Research is being done into the cause, Wick said, but in the meantime, women need to know their bodies so that if something feels abnormal, they know to call their doctor.
The White Thunder Riders snowmobile club provided the health department with $500 to defray the cost of mammograms for two uninsured women, Wick said.
It was not easy to face reliving the feelings of fighting through cancer, Susan Wolfe, survivor, said, as the overwhelming feelings of facing the “mental and emotional game” of cancer, being afraid to go to sleep at night, and trying to stay strong for her children again to share her story with others. She was encouraged by the idea that she is “living proof of hope.”
Bad things happen in threes, Wolfe said, and her father passed away, she lost her full time job, and then got diagnosed with breast cancer on her first day at college to finish her degree in business. The youngest of her three children was 11 in 2011, when it happened.
Wolfe's cancer was advanced, diagnosed as stage three invasive ductal, having spread to her lymph nodes as well. She underwent 16 chemotherapy treatments, a bilateral masectomy, lymph node removal, and 33 radiation treatments, before reconstruction, with one final surgery to face to remove scar tissues and repair her trapezius. After that, she will have biannual check-ups for five years. “Cancer is a life-long journey,” Wolfe said.
The whole community wrapped their arms around her and her family, Wolfe said, and the care, hugs, and prayers helped her to survive as she mothered and worked throughout her illness.
For those facing a new diagnosis, Wolfe said to keep in mind that there is no such thing as a stupid question, and to take control of one's own heath. A good support network is crucial.
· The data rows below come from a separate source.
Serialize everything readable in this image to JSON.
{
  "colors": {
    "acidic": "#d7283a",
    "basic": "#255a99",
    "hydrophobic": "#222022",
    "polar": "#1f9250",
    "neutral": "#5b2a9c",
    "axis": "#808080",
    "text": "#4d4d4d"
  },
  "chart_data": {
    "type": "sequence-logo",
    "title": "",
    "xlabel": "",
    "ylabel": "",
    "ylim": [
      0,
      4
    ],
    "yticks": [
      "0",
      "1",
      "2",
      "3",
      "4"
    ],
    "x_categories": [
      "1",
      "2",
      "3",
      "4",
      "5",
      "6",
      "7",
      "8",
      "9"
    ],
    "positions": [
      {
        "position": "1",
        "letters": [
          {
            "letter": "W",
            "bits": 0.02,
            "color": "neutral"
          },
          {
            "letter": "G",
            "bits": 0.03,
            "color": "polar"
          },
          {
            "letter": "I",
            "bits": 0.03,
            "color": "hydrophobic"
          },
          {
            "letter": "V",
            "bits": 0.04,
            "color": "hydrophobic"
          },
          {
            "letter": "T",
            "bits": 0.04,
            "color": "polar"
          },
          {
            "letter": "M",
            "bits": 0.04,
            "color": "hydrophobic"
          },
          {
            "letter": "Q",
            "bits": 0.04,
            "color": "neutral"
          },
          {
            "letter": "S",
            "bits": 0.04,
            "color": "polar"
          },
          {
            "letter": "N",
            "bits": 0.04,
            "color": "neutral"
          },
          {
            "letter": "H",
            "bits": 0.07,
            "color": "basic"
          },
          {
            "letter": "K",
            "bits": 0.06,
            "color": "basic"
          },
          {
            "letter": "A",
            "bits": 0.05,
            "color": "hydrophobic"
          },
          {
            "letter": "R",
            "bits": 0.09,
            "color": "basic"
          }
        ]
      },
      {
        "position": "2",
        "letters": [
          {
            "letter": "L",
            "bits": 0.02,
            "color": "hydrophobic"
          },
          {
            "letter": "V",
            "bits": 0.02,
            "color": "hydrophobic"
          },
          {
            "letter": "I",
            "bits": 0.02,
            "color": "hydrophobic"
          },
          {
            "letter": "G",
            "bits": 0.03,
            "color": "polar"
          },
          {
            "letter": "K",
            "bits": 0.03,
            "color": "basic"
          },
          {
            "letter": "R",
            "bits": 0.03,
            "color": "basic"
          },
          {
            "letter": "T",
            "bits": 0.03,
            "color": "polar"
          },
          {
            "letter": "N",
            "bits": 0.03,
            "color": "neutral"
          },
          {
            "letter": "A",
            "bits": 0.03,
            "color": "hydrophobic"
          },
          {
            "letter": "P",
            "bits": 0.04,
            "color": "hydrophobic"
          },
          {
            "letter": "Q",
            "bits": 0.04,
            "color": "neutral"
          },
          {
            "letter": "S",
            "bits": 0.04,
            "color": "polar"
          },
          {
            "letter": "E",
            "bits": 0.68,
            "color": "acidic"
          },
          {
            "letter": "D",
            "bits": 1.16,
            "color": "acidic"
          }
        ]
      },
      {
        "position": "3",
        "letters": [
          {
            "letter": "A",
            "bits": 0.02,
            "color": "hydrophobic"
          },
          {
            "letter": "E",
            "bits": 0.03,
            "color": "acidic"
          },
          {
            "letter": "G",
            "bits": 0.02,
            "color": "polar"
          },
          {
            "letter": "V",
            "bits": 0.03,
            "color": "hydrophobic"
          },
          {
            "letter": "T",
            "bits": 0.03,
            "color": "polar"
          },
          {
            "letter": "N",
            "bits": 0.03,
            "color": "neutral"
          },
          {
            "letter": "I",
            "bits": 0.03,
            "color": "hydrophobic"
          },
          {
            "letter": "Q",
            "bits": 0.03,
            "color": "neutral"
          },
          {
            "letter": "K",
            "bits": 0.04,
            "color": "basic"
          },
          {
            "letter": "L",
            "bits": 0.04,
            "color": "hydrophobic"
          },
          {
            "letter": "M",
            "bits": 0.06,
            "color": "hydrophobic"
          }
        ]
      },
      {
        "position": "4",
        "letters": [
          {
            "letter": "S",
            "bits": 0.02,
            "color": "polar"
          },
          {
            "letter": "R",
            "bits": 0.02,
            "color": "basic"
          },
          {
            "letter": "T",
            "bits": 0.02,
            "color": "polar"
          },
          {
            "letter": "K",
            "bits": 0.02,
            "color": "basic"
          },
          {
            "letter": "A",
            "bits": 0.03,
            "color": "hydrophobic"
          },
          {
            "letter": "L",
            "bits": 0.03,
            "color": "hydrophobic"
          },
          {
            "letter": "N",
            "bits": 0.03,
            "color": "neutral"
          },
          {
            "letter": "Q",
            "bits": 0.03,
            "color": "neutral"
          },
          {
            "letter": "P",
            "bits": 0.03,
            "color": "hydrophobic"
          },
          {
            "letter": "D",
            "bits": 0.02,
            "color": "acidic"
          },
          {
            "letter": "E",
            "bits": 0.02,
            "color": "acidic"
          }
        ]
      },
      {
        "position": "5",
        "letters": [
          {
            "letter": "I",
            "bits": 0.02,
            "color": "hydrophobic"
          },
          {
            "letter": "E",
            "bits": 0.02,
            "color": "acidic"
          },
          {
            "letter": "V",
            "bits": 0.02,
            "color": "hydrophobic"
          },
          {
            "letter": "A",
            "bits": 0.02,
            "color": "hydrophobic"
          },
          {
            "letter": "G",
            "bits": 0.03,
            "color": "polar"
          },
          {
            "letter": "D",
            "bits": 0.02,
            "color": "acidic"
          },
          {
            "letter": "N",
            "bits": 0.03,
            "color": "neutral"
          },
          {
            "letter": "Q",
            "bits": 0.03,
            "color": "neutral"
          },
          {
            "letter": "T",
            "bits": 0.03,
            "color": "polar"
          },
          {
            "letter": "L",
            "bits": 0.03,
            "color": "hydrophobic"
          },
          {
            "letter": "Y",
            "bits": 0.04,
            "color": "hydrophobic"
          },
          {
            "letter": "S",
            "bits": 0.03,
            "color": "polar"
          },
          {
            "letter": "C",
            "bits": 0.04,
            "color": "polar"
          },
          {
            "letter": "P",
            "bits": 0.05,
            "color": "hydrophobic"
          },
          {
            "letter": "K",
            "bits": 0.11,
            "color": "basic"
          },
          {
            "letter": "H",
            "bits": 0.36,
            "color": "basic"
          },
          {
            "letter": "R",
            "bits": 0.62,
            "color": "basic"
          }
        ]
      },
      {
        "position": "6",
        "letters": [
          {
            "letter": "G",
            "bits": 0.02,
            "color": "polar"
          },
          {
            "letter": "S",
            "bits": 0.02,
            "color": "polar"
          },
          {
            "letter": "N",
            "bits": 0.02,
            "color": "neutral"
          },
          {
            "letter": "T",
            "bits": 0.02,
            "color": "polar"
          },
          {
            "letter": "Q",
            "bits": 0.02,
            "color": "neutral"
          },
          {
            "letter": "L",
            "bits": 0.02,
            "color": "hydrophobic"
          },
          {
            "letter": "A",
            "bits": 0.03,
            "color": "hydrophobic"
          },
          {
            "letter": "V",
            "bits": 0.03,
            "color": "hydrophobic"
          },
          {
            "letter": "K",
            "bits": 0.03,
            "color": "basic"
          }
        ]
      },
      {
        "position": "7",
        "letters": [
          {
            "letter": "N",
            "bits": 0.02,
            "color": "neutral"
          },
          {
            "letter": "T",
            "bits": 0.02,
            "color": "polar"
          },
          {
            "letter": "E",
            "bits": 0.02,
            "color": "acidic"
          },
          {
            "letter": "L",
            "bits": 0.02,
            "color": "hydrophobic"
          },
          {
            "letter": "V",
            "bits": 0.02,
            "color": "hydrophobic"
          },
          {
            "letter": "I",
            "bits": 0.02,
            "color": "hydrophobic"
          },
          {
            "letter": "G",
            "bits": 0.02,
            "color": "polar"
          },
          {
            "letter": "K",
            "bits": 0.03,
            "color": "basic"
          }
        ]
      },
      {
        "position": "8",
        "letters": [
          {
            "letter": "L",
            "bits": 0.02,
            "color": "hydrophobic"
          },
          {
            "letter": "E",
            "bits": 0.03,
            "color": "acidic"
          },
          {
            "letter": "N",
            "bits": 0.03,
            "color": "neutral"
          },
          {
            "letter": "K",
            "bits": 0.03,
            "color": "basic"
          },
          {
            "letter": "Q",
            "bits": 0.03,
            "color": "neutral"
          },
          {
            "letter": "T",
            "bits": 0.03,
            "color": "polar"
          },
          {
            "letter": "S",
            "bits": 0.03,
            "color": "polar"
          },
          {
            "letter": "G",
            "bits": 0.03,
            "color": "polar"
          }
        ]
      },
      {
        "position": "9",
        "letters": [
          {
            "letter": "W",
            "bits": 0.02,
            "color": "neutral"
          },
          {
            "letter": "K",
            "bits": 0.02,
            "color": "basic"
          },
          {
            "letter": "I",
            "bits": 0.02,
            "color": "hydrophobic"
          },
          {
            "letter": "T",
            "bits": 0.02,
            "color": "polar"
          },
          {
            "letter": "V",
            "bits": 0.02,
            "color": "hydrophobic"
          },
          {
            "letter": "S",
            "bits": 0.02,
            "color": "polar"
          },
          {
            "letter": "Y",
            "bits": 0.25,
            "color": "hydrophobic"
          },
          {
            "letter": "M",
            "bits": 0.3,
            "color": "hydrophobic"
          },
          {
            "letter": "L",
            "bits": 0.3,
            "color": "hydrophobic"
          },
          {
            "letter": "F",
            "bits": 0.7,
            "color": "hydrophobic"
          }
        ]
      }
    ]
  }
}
Cancer has changed her by heightening her awareness of how precious every moment in this life is, and she learned to let people know how she felt. “What I thought was important then and what I think is important now is completely different,” Wolfe said.
Diane DeCarlo Anderson, originally from Ironwood but currently living in the Minneapolis area, came home to share her story with her home community. She asked everyone in the room who had been touched by cancer personally, or through family or friends, to raise their hands. After the sea of hands went down she said “this just shows you how many of us are here to stand to fight this disease that affects so many of us.”
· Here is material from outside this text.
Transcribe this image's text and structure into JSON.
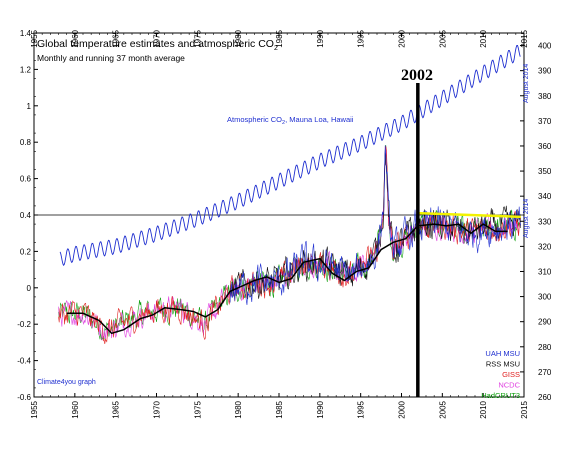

The day of Anderson's diagnosis, she had a busy day planned; she had to bring her three daughters to a faith class, and she had to teach there as well. After that she had three school conferences to attend, so she didn't tell her husband until after the children were in bed. She and her husband told their daughters the next day after school.
Anderson's diagnosis was 11 years ago, and after a lumpectomy, lymph node removal, and chemotherapy, she took medication up until last week.
“I received this disease to spread awareness,” Anderson said. Like Wolfe, her community supported her family, with assistance in cooking meals, cleaning, shopping, and even holiday decorating.
Over the past 11 years, Anderson has raised $160,000 through Relay for Life, through the support of her community as well as friends and family back home.
“Not everyone is given the chance to see what really matters,” Anderson said.